13. The kit of claim 12 wherein, when each arcuate cone segment includes an arcuate connection member connected to the underside of the wall portion adjacent but recessed from the arcuate lower end and extending in a direction from the first side to the second side generally following the curvature of the arcuate cone segment between the first and second sides, and the arcuate connection member has a bottom edge disposed below the arcuate lower end, the lower ends of the stub leg portions are disposed at a substantially common height with the bottom edge of the arcuate connection member.

14. The kit of claim 1 further including: a plurality of legs arranged for connecting to the arcuate cone segments so as to hold the discharge opening of the hopper cone at a spaced height above a support surface on which the hopper bottom is rested; anda plurality of arcuate footing segments each having a top surface for supporting the lower ends of the legs and a bottom surface arranged for resting on the support surface, the arcuate footing segments each extending along a generally circular curvature from a first end to a second end and being interconnectable to each other in end-to-end relation to form an annulus which is sized to underlie the lower ends of the legs disposed in circumferentially spaced relation about the hopper cone for supporting the hopper bottom on the support surface.

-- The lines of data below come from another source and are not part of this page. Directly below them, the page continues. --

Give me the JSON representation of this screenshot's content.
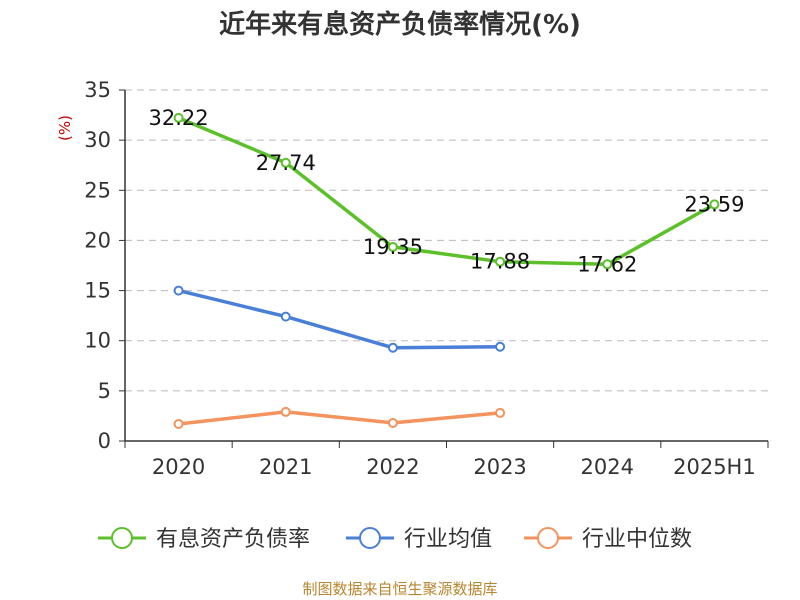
{
  "chart_data": {
    "type": "line",
    "title": "近年来有息资产负债率情况(%)",
    "unit_label": "(%)",
    "categories": [
      "2020",
      "2021",
      "2022",
      "2023",
      "2024",
      "2025H1"
    ],
    "ylim": [
      0,
      35
    ],
    "yticks": [
      0,
      5,
      10,
      15,
      20,
      25,
      30,
      35
    ],
    "grid": true,
    "legend_position": "bottom",
    "series": [
      {
        "name": "有息资产负债率",
        "color": "#5cc02b",
        "values": [
          32.22,
          27.74,
          19.35,
          17.88,
          17.62,
          23.59
        ],
        "labels": [
          "32.22",
          "27.74",
          "19.35",
          "17.88",
          "17.62",
          "23.59"
        ]
      },
      {
        "name": "行业均值",
        "color": "#4a7fd8",
        "values": [
          15.0,
          12.4,
          9.3,
          9.4,
          null,
          null
        ]
      },
      {
        "name": "行业中位数",
        "color": "#f4935e",
        "values": [
          1.7,
          2.9,
          1.8,
          2.8,
          null,
          null
        ]
      }
    ],
    "source": "制图数据来自恒生聚源数据库"
  }
}
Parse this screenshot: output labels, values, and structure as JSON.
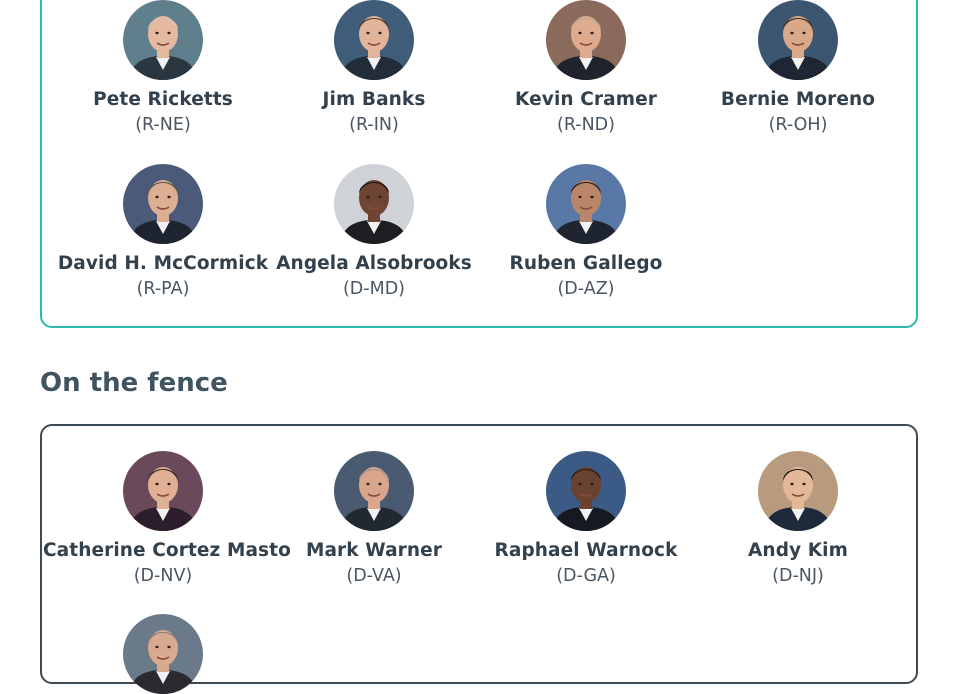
{
  "supporting": [
    {
      "name": "Pete Ricketts",
      "party": "(R-NE)",
      "bg": "#5f7f8d",
      "suit": "#2a3640",
      "hair": "#d8c2b2",
      "skin": "#e5b9a0"
    },
    {
      "name": "Jim Banks",
      "party": "(R-IN)",
      "bg": "#3f5d78",
      "suit": "#232d3a",
      "hair": "#4a3a2e",
      "skin": "#e2b59a"
    },
    {
      "name": "Kevin Cramer",
      "party": "(R-ND)",
      "bg": "#8a6a5a",
      "suit": "#1f242c",
      "hair": "#b9aa9c",
      "skin": "#deab8f"
    },
    {
      "name": "Bernie Moreno",
      "party": "(R-OH)",
      "bg": "#3c5672",
      "suit": "#1d2632",
      "hair": "#3a2e28",
      "skin": "#d8a888"
    },
    {
      "name": "David H. McCormick",
      "party": "(R-PA)",
      "bg": "#4a5a78",
      "suit": "#1f2530",
      "hair": "#5a5650",
      "skin": "#dcae92"
    },
    {
      "name": "Angela Alsobrooks",
      "party": "(D-MD)",
      "bg": "#cfd2d6",
      "suit": "#1d1d22",
      "hair": "#1b1614",
      "skin": "#6e4532"
    },
    {
      "name": "Ruben Gallego",
      "party": "(D-AZ)",
      "bg": "#5a78a6",
      "suit": "#1e2430",
      "hair": "#2a221e",
      "skin": "#b9866a"
    }
  ],
  "fence_heading": "On the fence",
  "fence": [
    {
      "name": "Catherine Cortez Masto",
      "party": "(D-NV)",
      "bg": "#6a4a5a",
      "suit": "#2c1e2a",
      "hair": "#3a2a20",
      "skin": "#e0b095"
    },
    {
      "name": "Mark Warner",
      "party": "(D-VA)",
      "bg": "#4a5a70",
      "suit": "#202832",
      "hair": "#9a9490",
      "skin": "#d9a68c"
    },
    {
      "name": "Raphael Warnock",
      "party": "(D-GA)",
      "bg": "#3c5a86",
      "suit": "#151a22",
      "hair": "#2a1c16",
      "skin": "#6a4230"
    },
    {
      "name": "Andy Kim",
      "party": "(D-NJ)",
      "bg": "#b89a7e",
      "suit": "#1e2a3c",
      "hair": "#1a1614",
      "skin": "#e2b898"
    }
  ],
  "partial_avatar": {
    "bg": "#6a7a88",
    "hair": "#8a8078",
    "skin": "#d8aa90"
  }
}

15. The kit of claim 14 wherein each arcuate footing segment comprises at least one linear portion which extends along a substantially linear path from one end to the other and at least one elbow portion which is connected at one of its opposite sides to one of the ends of a respective one of the at least one linear portion, the elbow portion being generally pie-shaped between the opposite sides so as to have a tapering width between the sides from an outer end to an inner end which is arranged to be located radially inwardly of the outer end with respect to the hopper bottom, the elbow portion having a lower surface arranged for resting on the support surface and an upper surface defining a leg-mounting location for receiving the lower end of one of the legs mounted to the elbow portion, the elbow portion defining an internal cavity between the upper and lower surfaces, the opposite sides, and the inner and outer ends, and including a strengthening rib bridging the internal cavity in a direction from the lower surface to the upper surface and disposed beneath the leg-mounting location on the upper surface.

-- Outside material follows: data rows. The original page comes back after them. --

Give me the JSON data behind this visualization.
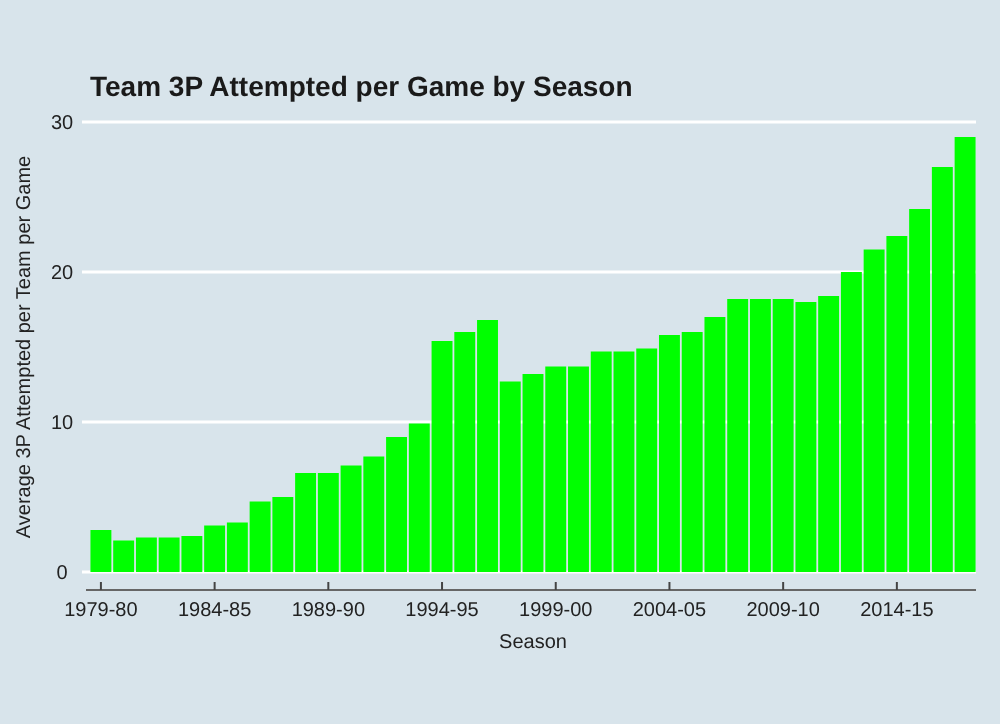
{
  "chart_data": {
    "type": "bar",
    "title": "Team 3P Attempted per Game by Season",
    "xlabel": "Season",
    "ylabel": "Average 3P Attempted per Team per Game",
    "categories": [
      "1979-80",
      null,
      null,
      null,
      null,
      "1984-85",
      null,
      null,
      null,
      null,
      "1989-90",
      null,
      null,
      null,
      null,
      "1994-95",
      null,
      null,
      null,
      null,
      "1999-00",
      null,
      null,
      null,
      null,
      "2004-05",
      null,
      null,
      null,
      null,
      "2009-10",
      null,
      null,
      null,
      null,
      "2014-15",
      null,
      null,
      null
    ],
    "values": [
      2.8,
      2.1,
      2.3,
      2.3,
      2.4,
      3.1,
      3.3,
      4.7,
      5.0,
      6.6,
      6.6,
      7.1,
      7.7,
      9.0,
      9.9,
      15.4,
      16.0,
      16.8,
      12.7,
      13.2,
      13.7,
      13.7,
      14.7,
      14.7,
      14.9,
      15.8,
      16.0,
      17.0,
      18.2,
      18.2,
      18.2,
      18.0,
      18.4,
      20.0,
      21.5,
      22.4,
      24.2,
      27.0,
      29.0
    ],
    "color": "#00ff00",
    "ylim": [
      0,
      30
    ],
    "yticks": [
      0,
      10,
      20,
      30
    ],
    "grid": "y"
  }
}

16. The kit of claim 14 wherein the ends of each arcuate footing segment are arranged for butting engagement each with one of the ends of another arcuate footing segment and to receive fasteners passed through the abutted ends of different arcuate footing segments, each arcuate footing segment further including a generally horizontally projecting flange extending beyond one of the ends for resting on top of the adjacent arcuate footing segment when connected in the annulus of the interconnected arcuate footing segments for reducing a shear force exerted on the fasteners passed through the abutted ends.

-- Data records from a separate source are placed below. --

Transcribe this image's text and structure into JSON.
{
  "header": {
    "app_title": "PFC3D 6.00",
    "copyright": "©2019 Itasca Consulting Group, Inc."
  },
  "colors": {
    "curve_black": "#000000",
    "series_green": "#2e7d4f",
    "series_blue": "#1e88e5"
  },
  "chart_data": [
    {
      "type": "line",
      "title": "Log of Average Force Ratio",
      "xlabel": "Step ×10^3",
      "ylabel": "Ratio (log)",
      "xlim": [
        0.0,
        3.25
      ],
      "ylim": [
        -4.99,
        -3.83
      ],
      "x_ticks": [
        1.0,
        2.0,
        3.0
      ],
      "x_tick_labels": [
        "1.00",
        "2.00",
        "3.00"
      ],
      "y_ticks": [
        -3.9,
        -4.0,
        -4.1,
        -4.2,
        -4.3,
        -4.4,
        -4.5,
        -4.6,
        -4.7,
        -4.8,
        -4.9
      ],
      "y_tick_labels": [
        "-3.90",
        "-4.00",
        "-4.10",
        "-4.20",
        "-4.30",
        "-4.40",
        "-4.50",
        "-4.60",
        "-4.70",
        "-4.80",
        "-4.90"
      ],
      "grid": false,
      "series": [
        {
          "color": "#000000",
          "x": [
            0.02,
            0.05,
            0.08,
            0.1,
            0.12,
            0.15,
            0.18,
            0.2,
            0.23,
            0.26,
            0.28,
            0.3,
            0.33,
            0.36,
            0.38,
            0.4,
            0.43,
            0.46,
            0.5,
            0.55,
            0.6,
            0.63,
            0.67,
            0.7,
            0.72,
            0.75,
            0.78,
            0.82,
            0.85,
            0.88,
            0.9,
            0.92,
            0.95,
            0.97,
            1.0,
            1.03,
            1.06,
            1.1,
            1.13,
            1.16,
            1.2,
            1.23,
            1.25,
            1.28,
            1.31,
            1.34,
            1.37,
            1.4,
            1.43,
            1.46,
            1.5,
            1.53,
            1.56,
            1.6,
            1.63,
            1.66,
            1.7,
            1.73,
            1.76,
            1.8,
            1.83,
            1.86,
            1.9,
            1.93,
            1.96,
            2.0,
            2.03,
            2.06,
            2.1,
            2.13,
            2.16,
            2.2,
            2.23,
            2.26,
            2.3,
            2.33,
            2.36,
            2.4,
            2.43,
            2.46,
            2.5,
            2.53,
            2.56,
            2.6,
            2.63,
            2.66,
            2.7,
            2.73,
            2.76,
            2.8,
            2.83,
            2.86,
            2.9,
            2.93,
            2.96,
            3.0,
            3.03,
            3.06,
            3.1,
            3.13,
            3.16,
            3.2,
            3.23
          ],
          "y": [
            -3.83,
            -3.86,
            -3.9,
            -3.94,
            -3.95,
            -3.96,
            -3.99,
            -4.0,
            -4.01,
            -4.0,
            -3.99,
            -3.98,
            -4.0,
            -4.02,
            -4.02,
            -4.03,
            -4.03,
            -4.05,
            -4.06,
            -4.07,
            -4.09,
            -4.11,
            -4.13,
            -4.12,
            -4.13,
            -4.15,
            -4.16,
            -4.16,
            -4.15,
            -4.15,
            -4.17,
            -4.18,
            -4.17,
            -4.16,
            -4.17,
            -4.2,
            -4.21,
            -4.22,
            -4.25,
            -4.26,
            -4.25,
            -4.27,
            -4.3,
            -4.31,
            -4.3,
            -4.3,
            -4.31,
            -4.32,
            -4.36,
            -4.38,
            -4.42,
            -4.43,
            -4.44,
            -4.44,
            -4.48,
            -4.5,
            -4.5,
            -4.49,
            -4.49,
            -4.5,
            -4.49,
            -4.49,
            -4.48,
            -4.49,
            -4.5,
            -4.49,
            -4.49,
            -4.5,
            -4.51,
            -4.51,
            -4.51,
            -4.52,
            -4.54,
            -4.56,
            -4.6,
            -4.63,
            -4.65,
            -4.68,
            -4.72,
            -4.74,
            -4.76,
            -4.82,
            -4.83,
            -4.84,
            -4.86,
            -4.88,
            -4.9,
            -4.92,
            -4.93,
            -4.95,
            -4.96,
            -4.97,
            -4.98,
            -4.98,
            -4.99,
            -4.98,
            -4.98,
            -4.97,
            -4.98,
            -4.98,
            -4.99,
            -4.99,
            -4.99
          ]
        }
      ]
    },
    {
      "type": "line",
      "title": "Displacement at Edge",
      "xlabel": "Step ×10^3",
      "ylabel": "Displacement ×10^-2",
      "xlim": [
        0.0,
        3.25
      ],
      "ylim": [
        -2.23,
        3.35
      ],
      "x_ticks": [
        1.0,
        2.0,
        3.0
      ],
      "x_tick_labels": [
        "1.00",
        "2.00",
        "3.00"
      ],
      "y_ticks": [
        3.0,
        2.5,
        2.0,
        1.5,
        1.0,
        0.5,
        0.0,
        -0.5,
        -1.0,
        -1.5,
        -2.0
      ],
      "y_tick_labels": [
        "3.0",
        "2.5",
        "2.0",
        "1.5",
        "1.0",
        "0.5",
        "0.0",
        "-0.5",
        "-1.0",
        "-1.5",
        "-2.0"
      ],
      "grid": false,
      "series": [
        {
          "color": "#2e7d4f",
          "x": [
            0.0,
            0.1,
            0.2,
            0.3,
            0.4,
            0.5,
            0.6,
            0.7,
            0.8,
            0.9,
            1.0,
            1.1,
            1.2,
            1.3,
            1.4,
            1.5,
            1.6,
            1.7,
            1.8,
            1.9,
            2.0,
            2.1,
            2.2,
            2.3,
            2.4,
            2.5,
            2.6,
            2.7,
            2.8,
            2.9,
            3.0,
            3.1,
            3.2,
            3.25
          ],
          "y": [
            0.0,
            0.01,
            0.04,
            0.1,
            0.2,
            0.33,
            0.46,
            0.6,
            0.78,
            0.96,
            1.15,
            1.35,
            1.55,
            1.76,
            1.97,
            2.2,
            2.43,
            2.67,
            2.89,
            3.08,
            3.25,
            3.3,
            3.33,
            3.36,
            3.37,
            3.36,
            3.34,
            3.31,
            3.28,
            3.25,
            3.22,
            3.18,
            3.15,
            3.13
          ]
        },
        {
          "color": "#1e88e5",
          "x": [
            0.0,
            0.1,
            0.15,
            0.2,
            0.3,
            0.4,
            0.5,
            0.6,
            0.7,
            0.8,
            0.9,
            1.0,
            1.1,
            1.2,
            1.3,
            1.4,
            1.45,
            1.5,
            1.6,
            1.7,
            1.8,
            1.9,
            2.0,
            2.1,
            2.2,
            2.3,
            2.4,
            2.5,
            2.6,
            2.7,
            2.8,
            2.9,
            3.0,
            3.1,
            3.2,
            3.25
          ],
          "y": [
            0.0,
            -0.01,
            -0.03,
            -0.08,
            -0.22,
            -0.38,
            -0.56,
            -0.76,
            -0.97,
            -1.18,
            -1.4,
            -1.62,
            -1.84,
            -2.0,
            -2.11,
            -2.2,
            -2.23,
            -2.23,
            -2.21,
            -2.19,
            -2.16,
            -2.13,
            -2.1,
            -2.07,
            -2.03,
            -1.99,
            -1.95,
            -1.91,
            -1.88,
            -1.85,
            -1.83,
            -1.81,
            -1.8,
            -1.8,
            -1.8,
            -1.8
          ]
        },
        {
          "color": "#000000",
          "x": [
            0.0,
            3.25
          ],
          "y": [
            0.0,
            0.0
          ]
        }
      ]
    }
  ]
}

17. A method for forming a hopper bottom of a particulate material storage container, the hopper bottom including a hopper cone, the method comprising: providing a kit for forming the hopper cone including: a generally conical first cone section having a tapering diameter from a first end to the second end such that the first end is sized diametrically larger than the second end;a plurality of arcuate cone segments each defining an inclined concavely curved wall following a generally circular curvature;connecting the arcuate cone segments to form an annulus in which the walls of the arcuate cone segments collectively form a generally conical second cone section having a tapering diameter from one end to an opposite end which has a diameter substantially equal to that of the second end of the first cone section;after the arcuate cone segments are connected in the annulus, connecting the opposite end of the formed second cone section to the first end of the first cone section so as to form the hopper cone.